About ten years ago, as Advent was approaching, I began to feel that my relationship with God had reached a plateau. Wanting to find deeper meaning in the season, I took one of the Advent calendars provided by our parish which listed each day’s Mass readings.
Then I went to a local bookstore to buy the same Bible that my two daughters had used for their religious education classes.
I brought the calendar and Bible to work with me and began to read the daily readings at lunchtime. I didn’t experience any great conversion or powerful insight. When Advent ended, though, I wanted to keep going. Something kept tugging at me to keep reading. I started with the Gospels, with the goal of finishing them by Easter. In this way, I read the Bible cover to cover. Then I went back to the daily readings, recognizing that, for me, this was the most fruitful way to read Scripture.
At first, my time with Scripture didn’t feel very enlightening. There were no sudden zaps of inspiration or great revelations. I would read several verses and usually didn’t get a lot out of them. But something kept tugging at me to keep going. Gradually, over time I began experiencing God’s word as having a quiet yet miraculous impact. Now it seems that every day, I notice Scripture’s effect on my life.
Scripture Speaks. Just in the course of any ordinary day, I’m faced with difficult issues at work, at home, or with life in general. As an engineering manager, for example, I find it easy to get so caught up in immediate problems that I either forget the people I work with or see only their shortcomings. Countless times I’ve been redirected by coming across a passage like 1 John 4:20-21: "For whoever does not love a brother whom he has seen cannot love God whom he has not seen. This is the commandment we have from him: whoever loves God must also love his brother." I’ve found that the Holy Spirit has a way of smacking me "up-side the head" like this to remind me that all the people I see and talk to every day are children of God, people I am called to treat with love and respect.
Over these past years, Scripture has also helped me in my relationship with my daughters. Both are intelligent and wonderful young ladies, but as they’ve matured from children to young adults, I’ve had to go through a significant transition. I found this process particularly difficult with my younger daughter—the one my wife says is just like me! For a while, I could not seem to communicate with her; in fact, all my attempts just made things worse. Psalm 105:4 finally reminded me where to turn: "Rely on the mighty Lord; constantly seek his face." As I turned to God in prayer and asked for his help, many good things happened. My daughter and I found our way through our crisis, and our relationship is growing again.
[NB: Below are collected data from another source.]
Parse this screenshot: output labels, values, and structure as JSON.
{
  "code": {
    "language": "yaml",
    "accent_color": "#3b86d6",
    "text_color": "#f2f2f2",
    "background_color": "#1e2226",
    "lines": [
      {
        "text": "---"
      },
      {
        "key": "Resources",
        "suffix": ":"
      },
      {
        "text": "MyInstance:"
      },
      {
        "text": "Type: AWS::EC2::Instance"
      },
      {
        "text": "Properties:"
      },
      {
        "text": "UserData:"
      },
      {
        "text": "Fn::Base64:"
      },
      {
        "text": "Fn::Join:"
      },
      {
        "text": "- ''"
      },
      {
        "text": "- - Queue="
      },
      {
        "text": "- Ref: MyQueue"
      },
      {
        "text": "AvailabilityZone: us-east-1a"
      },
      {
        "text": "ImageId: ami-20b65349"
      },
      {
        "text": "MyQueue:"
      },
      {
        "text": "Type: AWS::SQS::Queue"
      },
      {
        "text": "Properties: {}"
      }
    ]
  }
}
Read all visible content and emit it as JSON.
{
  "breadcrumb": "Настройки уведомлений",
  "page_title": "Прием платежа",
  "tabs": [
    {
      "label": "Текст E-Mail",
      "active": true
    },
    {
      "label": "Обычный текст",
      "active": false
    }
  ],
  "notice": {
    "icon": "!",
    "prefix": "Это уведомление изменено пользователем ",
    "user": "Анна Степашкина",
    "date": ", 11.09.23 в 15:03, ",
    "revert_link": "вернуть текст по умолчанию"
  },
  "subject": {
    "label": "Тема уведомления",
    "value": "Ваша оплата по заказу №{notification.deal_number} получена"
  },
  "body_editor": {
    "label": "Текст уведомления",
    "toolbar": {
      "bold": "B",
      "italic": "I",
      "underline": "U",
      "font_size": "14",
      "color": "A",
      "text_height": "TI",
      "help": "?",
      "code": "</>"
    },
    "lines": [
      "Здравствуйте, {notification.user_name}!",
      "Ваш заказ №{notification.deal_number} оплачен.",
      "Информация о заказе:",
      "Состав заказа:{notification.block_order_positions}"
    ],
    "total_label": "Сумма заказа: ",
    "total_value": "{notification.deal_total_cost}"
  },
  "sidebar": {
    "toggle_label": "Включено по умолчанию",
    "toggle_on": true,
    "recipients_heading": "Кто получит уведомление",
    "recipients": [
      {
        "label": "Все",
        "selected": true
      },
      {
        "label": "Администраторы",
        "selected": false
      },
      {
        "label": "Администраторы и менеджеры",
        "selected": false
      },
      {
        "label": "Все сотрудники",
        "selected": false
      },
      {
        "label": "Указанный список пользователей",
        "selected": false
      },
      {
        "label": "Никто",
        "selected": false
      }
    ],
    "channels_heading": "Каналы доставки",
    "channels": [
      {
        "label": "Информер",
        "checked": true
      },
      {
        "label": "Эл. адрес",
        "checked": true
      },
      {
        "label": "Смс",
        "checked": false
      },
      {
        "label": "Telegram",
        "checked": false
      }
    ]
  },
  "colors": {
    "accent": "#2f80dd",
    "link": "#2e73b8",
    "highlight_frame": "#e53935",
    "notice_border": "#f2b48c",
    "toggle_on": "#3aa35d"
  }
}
At times Scripture has spoken to me in more dramatic ways. In my parish, I’m a cantor and choir member, and I really enjoy singing and leading the congregation in song. Perhaps it isn’t surprising, then, that God has called out to me through the words of a song I particularly enjoy—like the one based on Psalm 63: "My soul is thirsting for you, O Lord my God."
Other times, it is the daily readings that speak to me. How often it happens that a verse or a few words spotlight some area of my life that I am concerned about or am not addressing as I should! In one period of my career, I was engaged in some heavy soul-searching about "getting ahead," struggling to find the balance between self-confidence and self-promotion. In the thick of the battle, Mark 9:35 outlined my priorities: "Whoever wants to be first must be last of all and servant of all." God was telling me that while it’s good to use my abilities and work hard, my career should not come first in my life.
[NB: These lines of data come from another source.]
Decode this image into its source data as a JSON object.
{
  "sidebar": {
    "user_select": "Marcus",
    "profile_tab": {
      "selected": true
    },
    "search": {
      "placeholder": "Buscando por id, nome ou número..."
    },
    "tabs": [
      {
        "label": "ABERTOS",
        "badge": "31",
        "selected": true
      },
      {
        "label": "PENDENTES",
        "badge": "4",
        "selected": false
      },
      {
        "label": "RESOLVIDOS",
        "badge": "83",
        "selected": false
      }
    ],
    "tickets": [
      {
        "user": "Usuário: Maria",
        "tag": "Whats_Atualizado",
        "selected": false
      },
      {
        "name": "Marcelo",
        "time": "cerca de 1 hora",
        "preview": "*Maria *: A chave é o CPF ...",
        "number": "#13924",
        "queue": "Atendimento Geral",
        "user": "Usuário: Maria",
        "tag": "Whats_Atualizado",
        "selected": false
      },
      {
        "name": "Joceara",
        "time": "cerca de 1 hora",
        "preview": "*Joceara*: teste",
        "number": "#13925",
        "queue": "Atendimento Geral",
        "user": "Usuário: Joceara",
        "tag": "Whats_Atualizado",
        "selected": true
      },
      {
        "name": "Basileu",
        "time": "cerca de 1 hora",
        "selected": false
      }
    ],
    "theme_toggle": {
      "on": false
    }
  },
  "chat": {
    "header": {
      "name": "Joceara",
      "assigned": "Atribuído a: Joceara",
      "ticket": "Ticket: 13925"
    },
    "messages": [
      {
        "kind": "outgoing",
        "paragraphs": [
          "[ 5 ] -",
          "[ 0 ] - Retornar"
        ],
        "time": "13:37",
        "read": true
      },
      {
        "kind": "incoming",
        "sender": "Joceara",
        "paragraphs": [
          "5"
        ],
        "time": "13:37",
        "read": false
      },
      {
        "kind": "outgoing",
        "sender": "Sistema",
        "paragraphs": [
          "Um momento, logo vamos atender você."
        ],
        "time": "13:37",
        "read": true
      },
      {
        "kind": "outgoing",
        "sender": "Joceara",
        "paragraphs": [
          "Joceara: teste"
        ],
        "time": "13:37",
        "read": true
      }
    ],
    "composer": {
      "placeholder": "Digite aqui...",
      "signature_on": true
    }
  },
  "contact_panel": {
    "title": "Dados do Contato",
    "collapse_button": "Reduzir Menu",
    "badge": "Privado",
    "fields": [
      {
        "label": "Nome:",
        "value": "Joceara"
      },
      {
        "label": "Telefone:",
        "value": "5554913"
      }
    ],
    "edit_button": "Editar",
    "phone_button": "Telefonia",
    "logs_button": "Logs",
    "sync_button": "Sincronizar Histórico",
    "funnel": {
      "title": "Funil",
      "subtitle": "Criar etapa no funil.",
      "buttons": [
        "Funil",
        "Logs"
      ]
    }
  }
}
Alert to the Spirit. Over these past ten years of reading Scripture almost every day, my faith has grown incredibly. I have come to know and trust that Jesus is with me every moment, in everything I do, in good times and bad. There’s not one single thing I can’t talk to him about and not one single difficulty that he can’t overcome! The verse that sums it all up for me is Philippians 4:13, "I can do all things through him who strengthens me."
Praying with Scripture has also taught me to listen more to the Holy Spirit. Almost two years ago, this listening led me to answer our bishop’s call to consider becoming a deacon. God willing, I will be ordained in 2011. This is not what I ever would have anticipated for my life—talk about the transforming power of the word of God!
Looking back, I can see now that it was the Holy Spirit who prodded me to pick up that Bible and Advent calendar ten years ago. Little did I know it was the beginning of a wonderful change in my life—the discovery of a light showing me the path to greater love of Jesus. n
Tom Krulikowski and his family are members of St. Louise de Marillac Parish in Bethel Park, Pennsylvania.